HIGHLAND HEIGHTS, Ky. – Kentucky basketball fans, get ready and pick a side, if you can.
Northern Kentuckians who typically pledge their allegiance to the UK Wildcats may find themselves torn this week. That’s because the Cinderella Northern Kentucky Norse are playing the powerhouse Big Blue in the NCAA Tournament.
"I know I will be wearing blue and white and gold and black. I don't know what else to do!" Nancy Schulte, a life-long UK fan and NKU grad, said about mixing and matching the two schools’ colors.
"Shocking. Totally shocking. I can't imagine how this whole area is going to be."
"There is no doubt about my allegiance,” said Ken Smith, who said he followed the NKU team to the Horizon League Tournament in Detroit last week.
“I am a UK fan, but not come next week."
Schulte and Smith were among hundreds of NKU students and supporters who crowded into a campus hall Sunday to watch the NCAA Selection Show on TV with the team.
Many were anxious with their eyes glued to the TV even though NKU knew last week that it was going to the NCAA Tournament for the first time.

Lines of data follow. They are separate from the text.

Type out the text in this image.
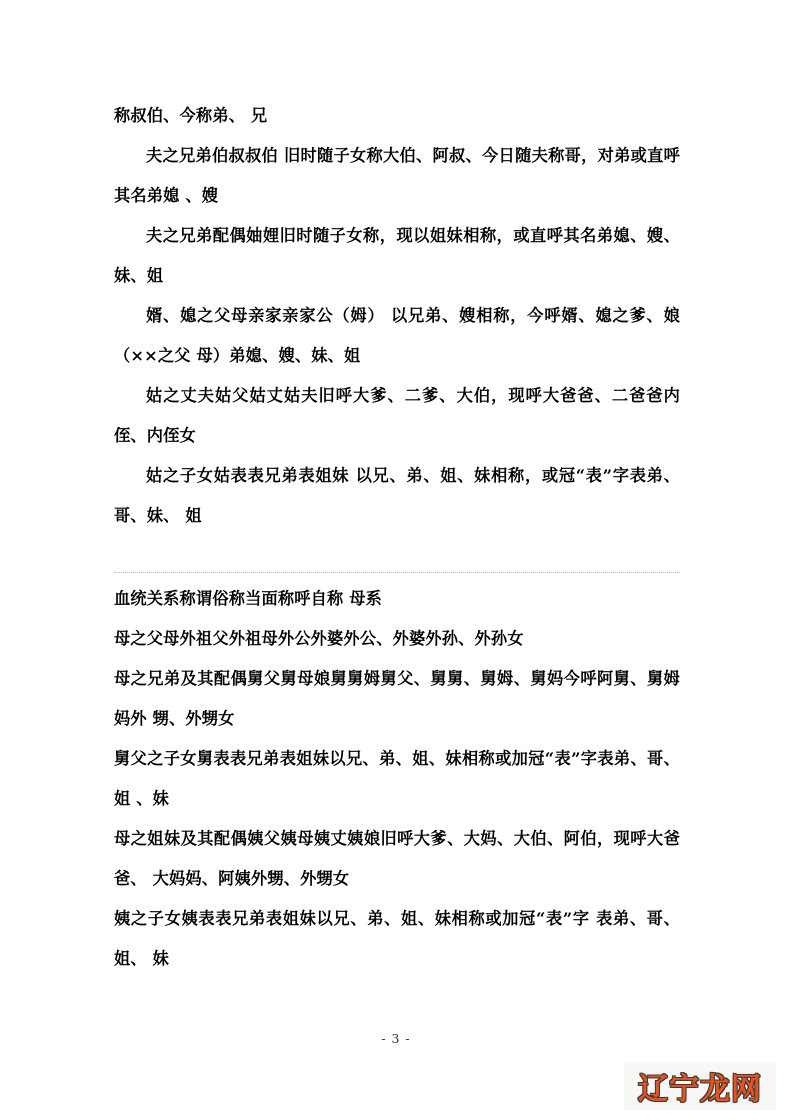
称叔伯、今称弟、 兄

夫之兄弟伯叔叔伯 旧时随子女称大伯、阿叔、今日随夫称哥，对弟或直呼其名弟媳 、嫂

夫之兄弟配偶妯娌旧时随子女称，现以姐妹相称，或直呼其名弟媳、嫂、妹、姐

婿、媳之父母亲家亲家公（姆） 以兄弟、嫂相称，今呼婿、媳之爹、娘（××之父 母）弟媳、嫂、妹、姐

姑之丈夫姑父姑丈姑夫旧呼大爹、二爹、大伯，现呼大爸爸、二爸爸内侄、内侄女

姑之子女姑表表兄弟表姐妹 以兄、弟、姐、妹相称，或冠“表”字表弟、哥、妹、 姐

血统关系称谓俗称当面称呼自称 母系

母之父母外祖父外祖母外公外婆外公、外婆外孙、外孙女

母之兄弟及其配偶舅父舅母娘舅舅姆舅父、舅舅、舅姆、舅妈今呼阿舅、舅姆妈外 甥、外甥女

舅父之子女舅表表兄弟表姐妹以兄、弟、姐、妹相称或加冠“表”字表弟、哥、姐 、妹

母之姐妹及其配偶姨父姨母姨丈姨娘旧呼大爹、大妈、大伯、阿伯，现呼大爸爸、 大妈妈、阿姨外甥、外甥女

姨之子女姨表表兄弟表姐妹以兄、弟、姐、妹相称或加冠“表”字 表弟、哥、姐、 妹

- 3 -
辽宁龙网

So when the announcers called the school’s name right after Kentucky’s, it sent the large room into a frenzy.
The players literally jumped out of their seats, and so did the fans.
"My heart was racing,” said Sam Duda, a student. “I was like, ‘Oh my god, who are we going to play, who are we going to play, and then it was UK and I was like, ‘Yesssss!’"
"I am feeling excited," said 9-year-old Leah Schmitt. "It was cool because I saw everybody like on the team."
And to make it even better, NKU and UK will play just a short drive away in Indianapolis on Friday night. (Tipoff approximately 9:30 p.m. EDT on CBS).
There may be not be enough tickets for all the NKU fans who said they want to go.
There may not have been a prouder moment for NKU, even though the men’s team played in the Division II finals in 1996 and 1997 and the women’s team won two D-II titles in 2000 and 2008.
"The community deserves this. They waited so long,” said NKU vice president Sue Moore. “This university was built in 1968 on farmland and look at what it's become."
Megan Thorncroft, a freshman, couldn’t have been more excited.
"The whole community is getting together and it’s really nice because we’re still a growing school and it’s just going to help us grow more in the long run," she said.
“Going to March Madness and dancing for the first time, it’s great.”